1. In the Mood For Love (2000) de Wong Kar Wai
La quintessence du style Wong Kar Wai et assurément son plus grand film à ce jour. Acteurs magistraux, personnages passionnants, perfection formelle associée à une mise en scène subtile, musique envoûtante… un joyau ! Mais comment diable rebondir après un tel coup d'éclat ?
2. Legend of Zu (2001) de Tsui Hark
Vingt ans après le film qui l'a fait connaître dans le monde entier, « Zu, les guerriers de la montagne magique », Tsui Hark lui donne une suite, et quelle suite ! Doté de moyens financiers et technologiques qui lui ont à l'époque fait défaut, le cinéaste parvient à donner naissance à un monde totalement imaginaire, sous les yeux de spectateurs parfois désorientés par son génie. Un classique récit chinois est ainsi phagocyté par l'imagination sans limites d'un des plus grands créateurs contemporains.

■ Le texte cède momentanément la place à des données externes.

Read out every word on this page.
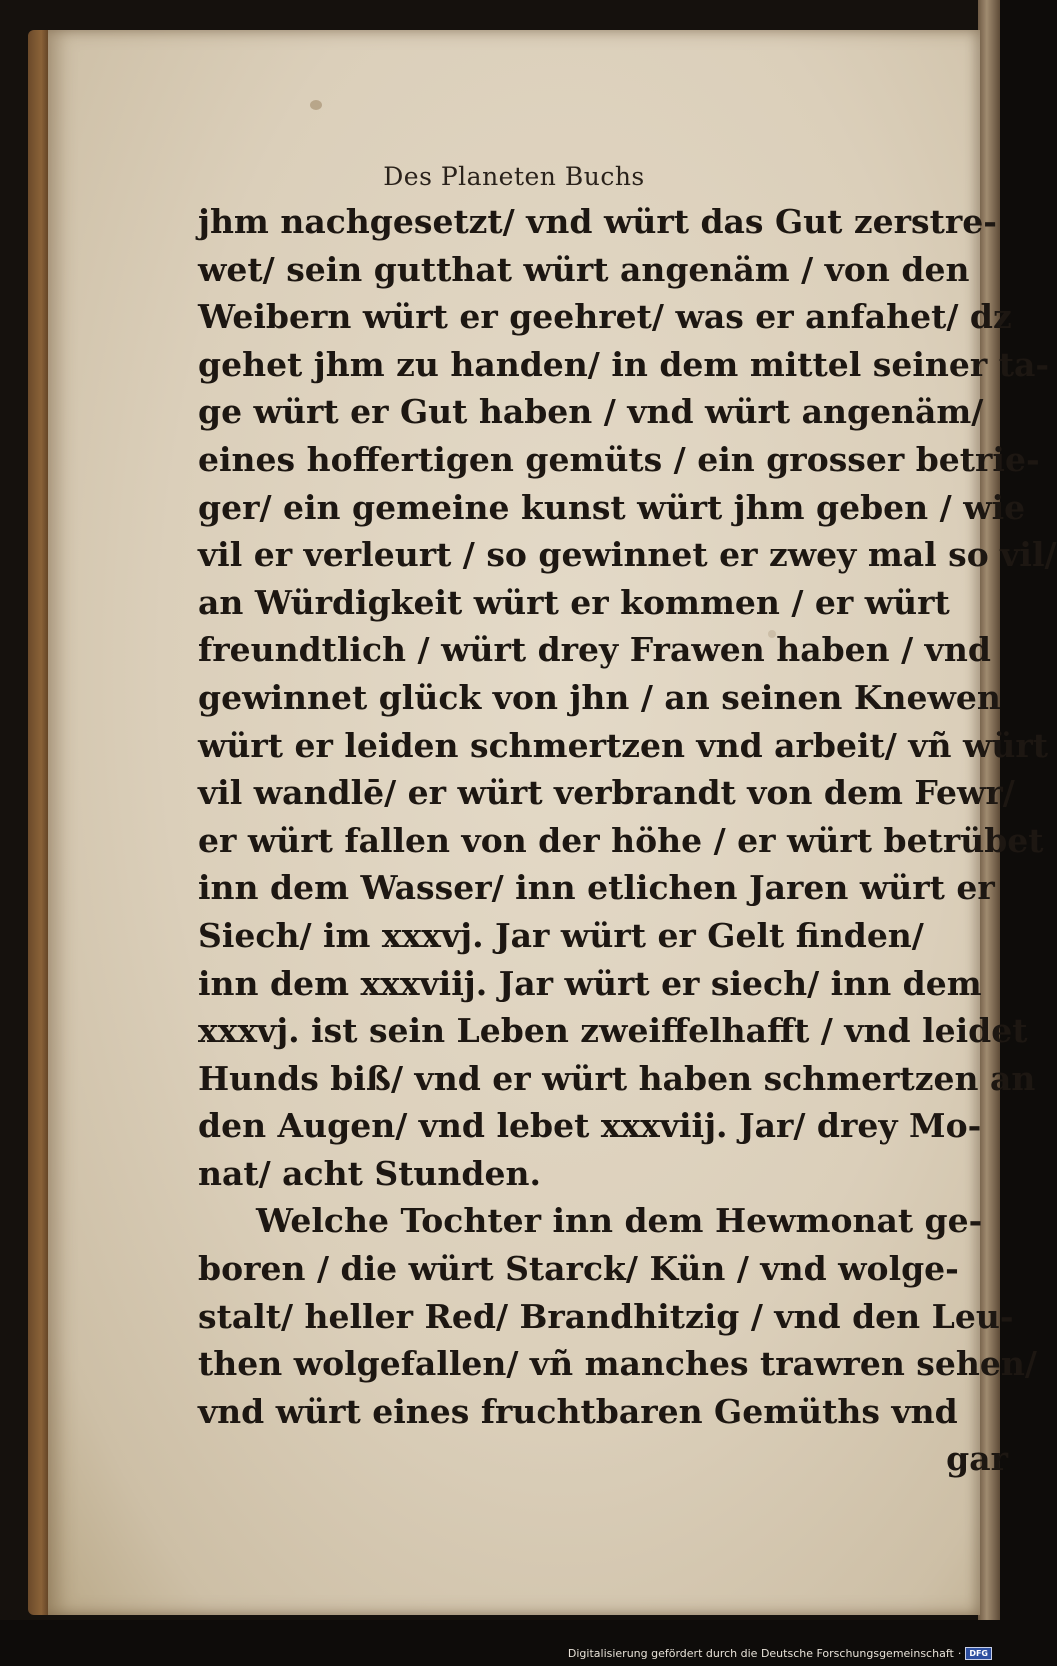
Des Planeten Buchs
jhm nachgesetzt/ vnd würt das Gut zerstre-
wet/ sein gutthat würt angenäm / von den
Weibern würt er geehret/ was er anfahet/ dz
gehet jhm zu handen/ in dem mittel seiner ta-
ge würt er Gut haben / vnd würt angenäm/
eines hoffertigen gemüts / ein grosser betrie-
ger/ ein gemeine kunst würt jhm geben / wie
vil er verleurt / so gewinnet er zwey mal so vil/
an Würdigkeit würt er kommen / er würt
freundtlich / würt drey Frawen haben / vnd
gewinnet glück von jhn / an seinen Knewen
würt er leiden schmertzen vnd arbeit/ vñ würt
vil wandlē/ er würt verbrandt von dem Fewr/
er würt fallen von der höhe / er würt betrübet
inn dem Wasser/ inn etlichen Jaren würt er
Siech/ im xxxvj. Jar würt er Gelt finden/
inn dem xxxviij. Jar würt er siech/ inn dem
xxxvj. ist sein Leben zweiffelhafft / vnd leidet
Hunds biß/ vnd er würt haben schmertzen an
den Augen/ vnd lebet xxxviij. Jar/ drey Mo-
nat/ acht Stunden.
Welche Tochter inn dem Hewmonat ge-
boren / die würt Starck/ Kün / vnd wolge-
stalt/ heller Red/ Brandhitzig / vnd den Leu-
then wolgefallen/ vñ manches trawren sehen/
vnd würt eines fruchtbaren Gemüths vnd
gar
Digitalisierung gefördert durch die Deutsche Forschungsgemeinschaft ·	DFG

3. Time and Tide (2000) de Tsui Hark Après des aventures « vandamiennes » décevantes (même si « Piège à Hong Kong » est loin du navet décrié par beaucoup), Tsui Hark revient à un casting purement hongkongais pour ce qui est une de ses œuvres les plus ambitieuses – et réussies - à ce jour. Tout à fois polar, comédie romantique, récit initiatique et film d'action survolté, « Time and Tide » est un objet à part dans la cinématographie hongkongaise de la fin du XXème siècle : incompris et superbe.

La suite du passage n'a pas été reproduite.